I want to expand the following function:
$$ f(x)=\frac{1}{(1-e^{-x})} $$
$f(x)$ can be rewritten as $$ f(x) \sim \frac{1}{x-x^2/2 + x^3/2/3} $$ But I want to express big-oh notation such that $$ f(x) = \frac{1}{x} + .... +O(x^2) $$ up to $x^2$ order.
How to do it?
On
Around $0$: $$ f(x) = \frac{1}{x-\frac{x^2}{2}+\frac{x^3}{6}+o(x^3)} = \frac{1}{x}\frac{1}{1-\frac{x}{2}+\frac{x^2}{6}+o(x^2)} $$ (Advice: when doing Taylor expansions, avoid the equivalents $\sim$, which are made to capture the first term only.

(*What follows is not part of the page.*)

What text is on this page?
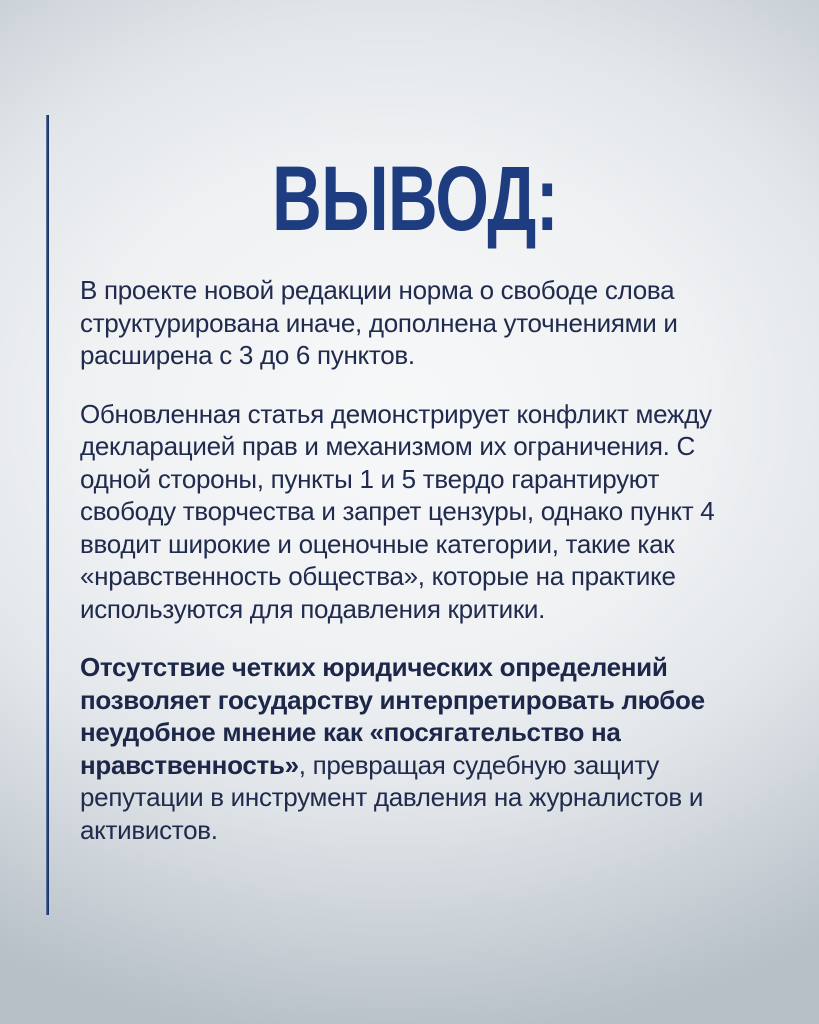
ВЫВОД:

В проекте новой редакции норма о свободе слова структурирована иначе, дополнена уточнениями и расширена с 3 до 6 пунктов.

Обновленная статья демонстрирует конфликт между декларацией прав и механизмом их ограничения. С одной стороны, пункты 1 и 5 твердо гарантируют свободу творчества и запрет цензуры, однако пункт 4 вводит широкие и оценочные категории, такие как «нравственность общества», которые на практике используются для подавления критики.

Отсутствие четких юридических определений позволяет государству интерпретировать любое неудобное мнение как «посягательство на нравственность», превращая судебную защиту репутации в инструмент давления на журналистов и активистов.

Confusions and mistake may arise very quickly otherwise.)
Now, use the fact that $\frac{x}{2}+\frac{x^2}{6}+o(x^2) \xrightarrow[x\to0]{}0$, and that $$\frac{1}{1+u} = 1-u+u^2 + o(u^2)$$ when $u\to 0$ (your $u$ will be $-\frac{x}{2}+\frac{x^2}{6}+o(x^2)$): $$\begin{align} f(x) &= \frac{1}{x}\frac{1}{1-\frac{x}{2}+\frac{x^2}{6}+o(x^2)} = \frac{1}{x} \left(1+\frac{x}{2}-\frac{x^2}{6}+o(x^2)+\left(\frac{x}{2}+\frac{x^2}{6}+o(x^2)\right)^2\right)\\ &= \frac{1}{x} \left(1+\frac{x}{2}-\frac{x^2}{6}+o(x^2)+\left(\frac{x^2}{4}+o(x^2)\right)\right) = \frac{1}{x} \left(1+\frac{x}{2}-\frac{x^2}{6}+o(x^2)+\frac{x^2}{4}\right)\\ &= \frac{1}{x} \left(1+\frac{x}{2}+\frac{x^2}{12}+o(x^2)\right) = \frac{1}{x}+\frac{1}{2}+\frac{x}{12}+o(x) \end{align}$$
On
We can consider the complex function $f(z):=\frac{1}{1-e^{-z}}$, it is easy to see that $f$ has a simple pole with residue $1$ at $z=0$, thus $\frac{1}{1-e^{-z}} -\frac{1}{z}$ is holomorphic on a neighborhood of the origin, then we can expand it as Taylor series: $$\frac{1}{1-e^{-z}}-\frac{1}{z}=\frac{1}{2}+\frac{1}{12}z+O(z^2).$$ It follows that $$\frac{1}{1-e^{-z}}=\frac{1}{z}+\frac{1}{2}+\frac{1}{12}z+O(z^2).$$
$$\frac{1}{1-e^{-x}}=\frac{1}{x-x^2/2+x^3/6+O(x^4)} \\ =\frac{1}{x} \frac{1}{1-x/2+x^2/6+O(x^3)} \\ =\frac{1}{x} (1+x/2-x^2/6+x^2/4+O(x^3))$$
where in the last step we used the identity $\frac{1}{1-y}=\sum_{m=0}^\infty y^m$ whenever $|y|<1$. Note that in this case $y=(-x/2+x^2/6+O(x^3))$ and so the $x^2$ term has a contribution from two factors of $x/2$ as well as a contribution from one factor of $x^2/6$.